My JREN.BAT regular expression renaming utility is perfect for this problem. It is pure script (hybrid JScript/batch) that runs natively on any Windows machine from XP onward. Full documentation is built into the script, and can be reached by executing jren /?
(or jren /??
if you want paged help).
JREN.BAT allows you to match and rename files using regular expressions, and the replacement string can be a JScript expression. Built into the utility is a sophisticated timestamp formatting function that makes the job really easy.
The following one liner will rename all "rec.EpochTime.mp3" files in the current directory to
"MM-DD-YYYY_hh-mm-ss.mp3" format. It will convert the epoch time using your local time zone. There are additional options that allow you to specify a specific time zone for the output.

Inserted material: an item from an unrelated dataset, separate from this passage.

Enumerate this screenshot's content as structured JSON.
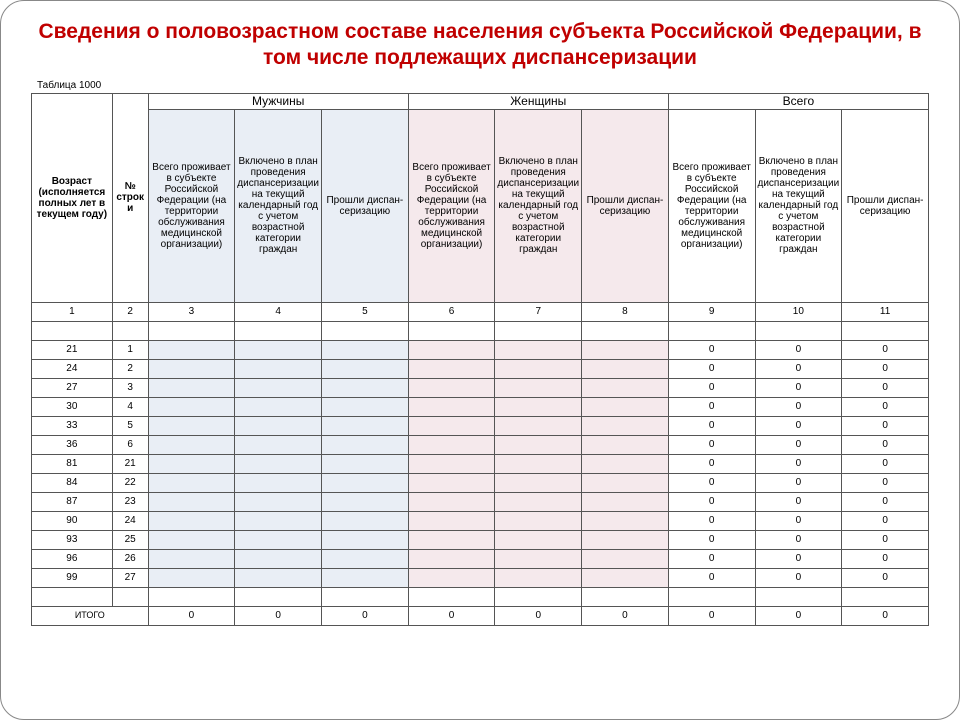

jren "^rec\.(\d+)\.mp3$" "ts({dt:$1,fmt:'{mm}-{dd}-{yyyy}_{hh}-{nn}-{ss}.mp3'})" /j
But I strongly advise that you change the date format from MM-DD-YYYY to YYYY-MM-DD instead. This allows you to easily sort your directory listings chronologically. The {iso-dt}
format is shorthand for {yyyy}-{mm}-{dd}
.
jren "^rec\.(\d+)\.mp3$" "ts({dt:$1,fmt:'{iso-dt}_{hh}-{nn}-{ss}.mp3'})" /j
Given that JREN is itself a batch script, you should use CALL JREN if you put the command within another batch script.